An anonymous reader writes: Most of us are now drowning in digital media, and the flood of information has robbed [us] of the ability to focus and concentrate—or do much of anything, uninterrupted, for an extended period of time. Perhaps this explains why a small but distinctive minority of people are now embracing decidedly old-fashioned technologies" like vinyl records, 35mm cameras, and the typewriter, the latter a strong "symbol of resistance against the over-digitization of our lives," as it was replaced by the personal computer. Of course, you're still not likely to see people committing public acts of typewriting, but you learn there's a surprising amount of fascinating things happening in the typewriting community if you consult The Typewriter Revolution, a new 'typist's companion' that covers everything from privacy issues (think: intelligence agencies using typewriters) to artistic endeavors (like the Boston Typewriter Orchestra) to the clever ways enthusiasts are bridging the typewritten and digital worlds (the USB Typewriter). In this interview with Richard Polt, the book's author answers the burning question: "Is it a Mad Max-ish world where people are scrounging for every [typewriter] ribbon they can get?

2 of 69 comments (clear)

  1. This is silly by Anonymous Coward · · Score: 2, Insightful

    Your life will be over-digitized (or whatever the right verb) only you allow it so. Nobody is forcing you to post your stuff (which nobody is interested in anyway) on Facebook, or to ask your buddy what he or she is up to in WhatsApp, or otherwise waste your time in any of the myriad ways in which you can do so these days.

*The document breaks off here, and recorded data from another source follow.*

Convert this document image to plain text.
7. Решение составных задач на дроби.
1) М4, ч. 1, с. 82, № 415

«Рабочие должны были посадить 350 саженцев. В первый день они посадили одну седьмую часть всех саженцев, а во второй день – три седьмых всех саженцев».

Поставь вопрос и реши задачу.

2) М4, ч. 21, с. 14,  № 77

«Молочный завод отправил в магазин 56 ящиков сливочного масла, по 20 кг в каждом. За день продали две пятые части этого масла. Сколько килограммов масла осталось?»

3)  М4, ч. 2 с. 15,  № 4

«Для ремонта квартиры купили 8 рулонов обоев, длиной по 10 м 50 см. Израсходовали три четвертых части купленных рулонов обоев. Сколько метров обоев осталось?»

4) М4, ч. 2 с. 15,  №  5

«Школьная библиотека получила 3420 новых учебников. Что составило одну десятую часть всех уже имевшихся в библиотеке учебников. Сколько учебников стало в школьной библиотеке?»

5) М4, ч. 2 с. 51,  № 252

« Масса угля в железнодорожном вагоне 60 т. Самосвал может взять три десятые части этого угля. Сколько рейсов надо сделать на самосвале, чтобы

If you are stupid enough to fall for this junk, you will surely find other ways to waste your time even when it is not available.

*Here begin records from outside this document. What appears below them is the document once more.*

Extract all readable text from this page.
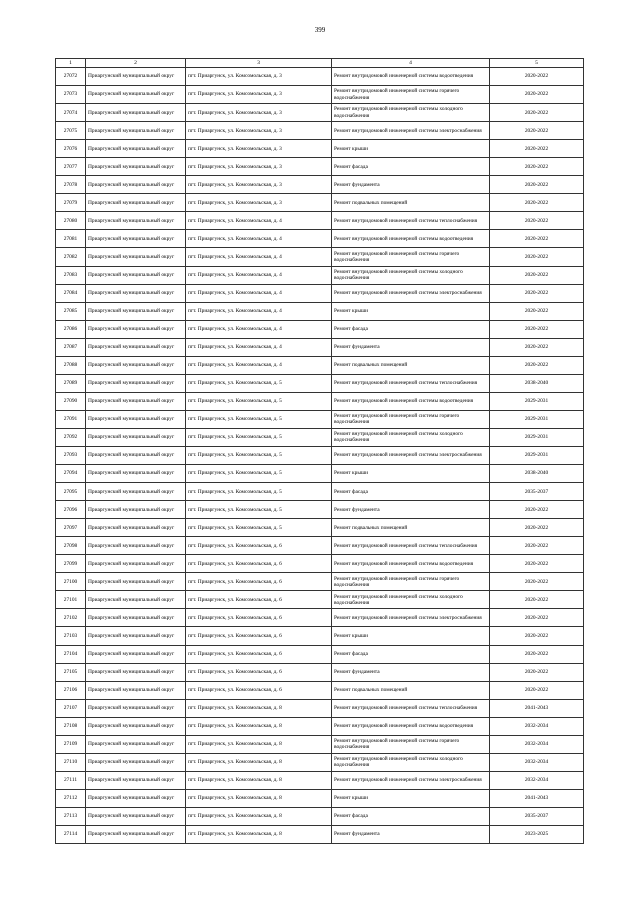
399
1	2	3	4	5
27072	Приаргунский муниципальный округ	пгт. Приаргунск, ул. Комсомольская, д. 3	Ремонт внутридомовой инженерной системы водоотведения	2020-2022
27073	Приаргунский муниципальный округ	пгт. Приаргунск, ул. Комсомольская, д. 3	Ремонт внутридомовой инженерной системы горячего водоснабжения	2020-2022
27074	Приаргунский муниципальный округ	пгт. Приаргунск, ул. Комсомольская, д. 3	Ремонт внутридомовой инженерной системы холодного водоснабжения	2020-2022
27075	Приаргунский муниципальный округ	пгт. Приаргунск, ул. Комсомольская, д. 3	Ремонт внутридомовой инженерной системы электроснабжения	2020-2022
27076	Приаргунский муниципальный округ	пгт. Приаргунск, ул. Комсомольская, д. 3	Ремонт крыши	2020-2022
27077	Приаргунский муниципальный округ	пгт. Приаргунск, ул. Комсомольская, д. 3	Ремонт фасада	2020-2022
27078	Приаргунский муниципальный округ	пгт. Приаргунск, ул. Комсомольская, д. 3	Ремонт фундамента	2020-2022
27079	Приаргунский муниципальный округ	пгт. Приаргунск, ул. Комсомольская, д. 3	Ремонт подвальных помещений	2020-2022
27080	Приаргунский муниципальный округ	пгт. Приаргунск, ул. Комсомольская, д. 4	Ремонт внутридомовой инженерной системы теплоснабжения	2020-2022
27081	Приаргунский муниципальный округ	пгт. Приаргунск, ул. Комсомольская, д. 4	Ремонт внутридомовой инженерной системы водоотведения	2020-2022
27082	Приаргунский муниципальный округ	пгт. Приаргунск, ул. Комсомольская, д. 4	Ремонт внутридомовой инженерной системы горячего водоснабжения	2020-2022
27083	Приаргунский муниципальный округ	пгт. Приаргунск, ул. Комсомольская, д. 4	Ремонт внутридомовой инженерной системы холодного водоснабжения	2020-2022
27084	Приаргунский муниципальный округ	пгт. Приаргунск, ул. Комсомольская, д. 4	Ремонт внутридомовой инженерной системы электроснабжения	2020-2022
27085	Приаргунский муниципальный округ	пгт. Приаргунск, ул. Комсомольская, д. 4	Ремонт крыши	2020-2022
27086	Приаргунский муниципальный округ	пгт. Приаргунск, ул. Комсомольская, д. 4	Ремонт фасада	2020-2022
27087	Приаргунский муниципальный округ	пгт. Приаргунск, ул. Комсомольская, д. 4	Ремонт фундамента	2020-2022
27088	Приаргунский муниципальный округ	пгт. Приаргунск, ул. Комсомольская, д. 4	Ремонт подвальных помещений	2020-2022
27089	Приаргунский муниципальный округ	пгт. Приаргунск, ул. Комсомольская, д. 5	Ремонт внутридомовой инженерной системы теплоснабжения	2038-2040
27090	Приаргунский муниципальный округ	пгт. Приаргунск, ул. Комсомольская, д. 5	Ремонт внутридомовой инженерной системы водоотведения	2029-2031
27091	Приаргунский муниципальный округ	пгт. Приаргунск, ул. Комсомольская, д. 5	Ремонт внутридомовой инженерной системы горячего водоснабжения	2029-2031
27092	Приаргунский муниципальный округ	пгт. Приаргунск, ул. Комсомольская, д. 5	Ремонт внутридомовой инженерной системы холодного водоснабжения	2029-2031
27093	Приаргунский муниципальный округ	пгт. Приаргунск, ул. Комсомольская, д. 5	Ремонт внутридомовой инженерной системы электроснабжения	2029-2031
27094	Приаргунский муниципальный округ	пгт. Приаргунск, ул. Комсомольская, д. 5	Ремонт крыши	2038-2040
27095	Приаргунский муниципальный округ	пгт. Приаргунск, ул. Комсомольская, д. 5	Ремонт фасада	2035-2037
27096	Приаргунский муниципальный округ	пгт. Приаргунск, ул. Комсомольская, д. 5	Ремонт фундамента	2020-2022
27097	Приаргунский муниципальный округ	пгт. Приаргунск, ул. Комсомольская, д. 5	Ремонт подвальных помещений	2020-2022
27098	Приаргунский муниципальный округ	пгт. Приаргунск, ул. Комсомольская, д. 6	Ремонт внутридомовой инженерной системы теплоснабжения	2020-2022
27099	Приаргунский муниципальный округ	пгт. Приаргунск, ул. Комсомольская, д. 6	Ремонт внутридомовой инженерной системы водоотведения	2020-2022
27100	Приаргунский муниципальный округ	пгт. Приаргунск, ул. Комсомольская, д. 6	Ремонт внутридомовой инженерной системы горячего водоснабжения	2020-2022
27101	Приаргунский муниципальный округ	пгт. Приаргунск, ул. Комсомольская, д. 6	Ремонт внутридомовой инженерной системы холодного водоснабжения	2020-2022
27102	Приаргунский муниципальный округ	пгт. Приаргунск, ул. Комсомольская, д. 6	Ремонт внутридомовой инженерной системы электроснабжения	2020-2022
27103	Приаргунский муниципальный округ	пгт. Приаргунск, ул. Комсомольская, д. 6	Ремонт крыши	2020-2022
27104	Приаргунский муниципальный округ	пгт. Приаргунск, ул. Комсомольская, д. 6	Ремонт фасада	2020-2022
27105	Приаргунский муниципальный округ	пгт. Приаргунск, ул. Комсомольская, д. 6	Ремонт фундамента	2020-2022
27106	Приаргунский муниципальный округ	пгт. Приаргунск, ул. Комсомольская, д. 6	Ремонт подвальных помещений	2020-2022
27107	Приаргунский муниципальный округ	пгт. Приаргунск, ул. Комсомольская, д. 8	Ремонт внутридомовой инженерной системы теплоснабжения	2041-2043
27108	Приаргунский муниципальный округ	пгт. Приаргунск, ул. Комсомольская, д. 8	Ремонт внутридомовой инженерной системы водоотведения	2032-2034
27109	Приаргунский муниципальный округ	пгт. Приаргунск, ул. Комсомольская, д. 8	Ремонт внутридомовой инженерной системы горячего водоснабжения	2032-2034
27110	Приаргунский муниципальный округ	пгт. Приаргунск, ул. Комсомольская, д. 8	Ремонт внутридомовой инженерной системы холодного водоснабжения	2032-2034
27111	Приаргунский муниципальный округ	пгт. Приаргунск, ул. Комсомольская, д. 8	Ремонт внутридомовой инженерной системы электроснабжения	2032-2034
27112	Приаргунский муниципальный округ	пгт. Приаргунск, ул. Комсомольская, д. 8	Ремонт крыши	2041-2043
27113	Приаргунский муниципальный округ	пгт. Приаргунск, ул. Комсомольская, д. 8	Ремонт фасада	2035-2037
27114	Приаргунский муниципальный округ	пгт. Приаргунск, ул. Комсомольская, д. 8	Ремонт фундамента	2023-2025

  2. A Foolish Nostalgia by NReitzel · · Score: 4, Insightful

    The current in-vogue trend towards last (and older) generation technology represents a foolish nostalgia for "simpler, better" times that never existed.

    Digital media came about because of limitations (and lifetime) of analog methods. A typewriter is great if you only want one (or two) copies, but if you need to publish something, then it is wholely inadequate. Of course, if you selectively ignore bias towards older methods, you can Xerox a manuscript. How is it that copy machines are OK, and word processors are not?

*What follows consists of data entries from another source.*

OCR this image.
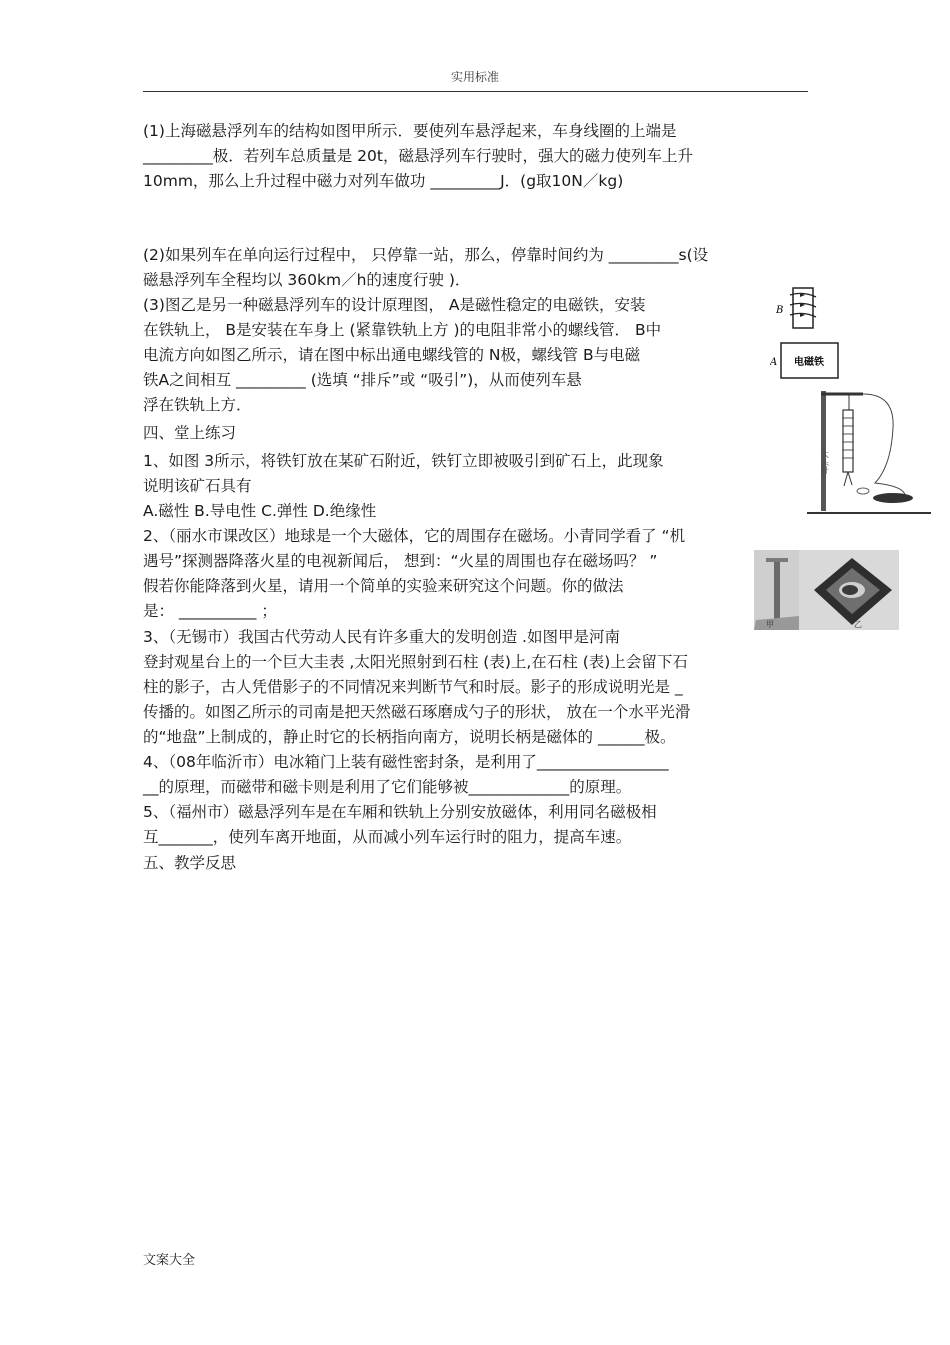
实用标准
(1)上海磁悬浮列车的结构如图甲所示．要使列车悬浮起来，车身线圈的上端是
_________极．若列车总质量是 20t，磁悬浮列车行驶时，强大的磁力使列车上升
10mm，那么上升过程中磁力对列车做功 _________J．(g取10N／kg)
(2)如果列车在单向运行过程中， 只停靠一站，那么，停靠时间约为 _________s(设
磁悬浮列车全程均以 360km／h的速度行驶 )．
(3)图乙是另一种磁悬浮列车的设计原理图， A是磁性稳定的电磁铁，安装
在铁轨上， B是安装在车身上 (紧靠铁轨上方 )的电阻非常小的螺线管． B中
电流方向如图乙所示，请在图中标出通电螺线管的 N极，螺线管 B与电磁
铁A之间相互 _________ (选填 “排斥”或 “吸引”)，从而使列车悬
浮在铁轨上方．
四、堂上练习
1、如图 3所示，将铁钉放在某矿石附近，铁钉立即被吸引到矿石上，此现象
说明该矿石具有
A.磁性 B.导电性 C.弹性 D.绝缘性
2、（丽水市课改区）地球是一个大磁体，它的周围存在磁场。小青同学看了 “机
遇号”探测器降落火星的电视新闻后， 想到：“火星的周围也存在磁场吗？ ”
假若你能降落到火星，请用一个简单的实验来研究这个问题。你的做法
是： __________ ；
3、（无锡市）我国古代劳动人民有许多重大的发明创造 .如图甲是河南
登封观星台上的一个巨大圭表 ,太阳光照射到石柱 (表)上,在石柱 (表)上会留下石
柱的影子，古人凭借影子的不同情况来判断节气和时辰。影子的形成说明光是 _
传播的。如图乙所示的司南是把天然磁石琢磨成勺子的形状， 放在一个水平光滑
的“地盘”上制成的，静止时它的长柄指向南方，说明长柄是磁体的 ______极。
4、（08年临沂市）电冰箱门上装有磁性密封条，是利用了_________________
__的原理，而磁带和磁卡则是利用了它们能够被_____________的原理。
5、（福州市）磁悬浮列车是在车厢和铁轨上分别安放磁体，利用同名磁极相
互_______，使列车离开地面，从而减小列车运行时的阻力，提高车速。
五、教学反思
B
A 电磁铁
大头针
甲	乙
文案大全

    The same flavor of thing has been happening ever since technology became good enough to be a consumer item. Horses are popular today, not because they're convenient, good transportation, easy to take care of, don't drop dead at the most inconvenient times, but because they're a memory of an older, more romantic time. The important thing to understand is that that time _never existed_. Cities full of horses were knee-deep in horse excrement and smelled that way.

    Renaissance Festival enthusiasts happly don chain mail and helmets and swords, and play at being Proud Knights. Somehow, they leave out things like fleas and lice, impetago, death by infected cut, plagues, and castles that smelled like latrines. Oh, What a Marvelous Age, Forsoothe.

    What a load of crap.

    Things have changed because they are -better- and conspiracy theories aside, it is tough to force something less good onto people for any length of time.

    I live in South Texas, and I miss snow. Mostly, I miss it because I do not have to actually live in it. I remember those bad old days of trying to figure out which lump in a parking lot was -my- vehicle. I still miss snow, and I enjoy going places that have it, but only because I don't have to actually live there. People find it easy to eschew "modern" technology, but I'll bet that back home they have refrigeration.

    I have no problem with someone wanting to use a typewriter -- I did, after all, for decades. I think that a lot of the resurgence in popularity comes a widely watched television show where the good guy uses an old underwood to write novels.

    Personally, I think it's delusional behavior.

    --

    Don't take life too seriously; it isn't permanent.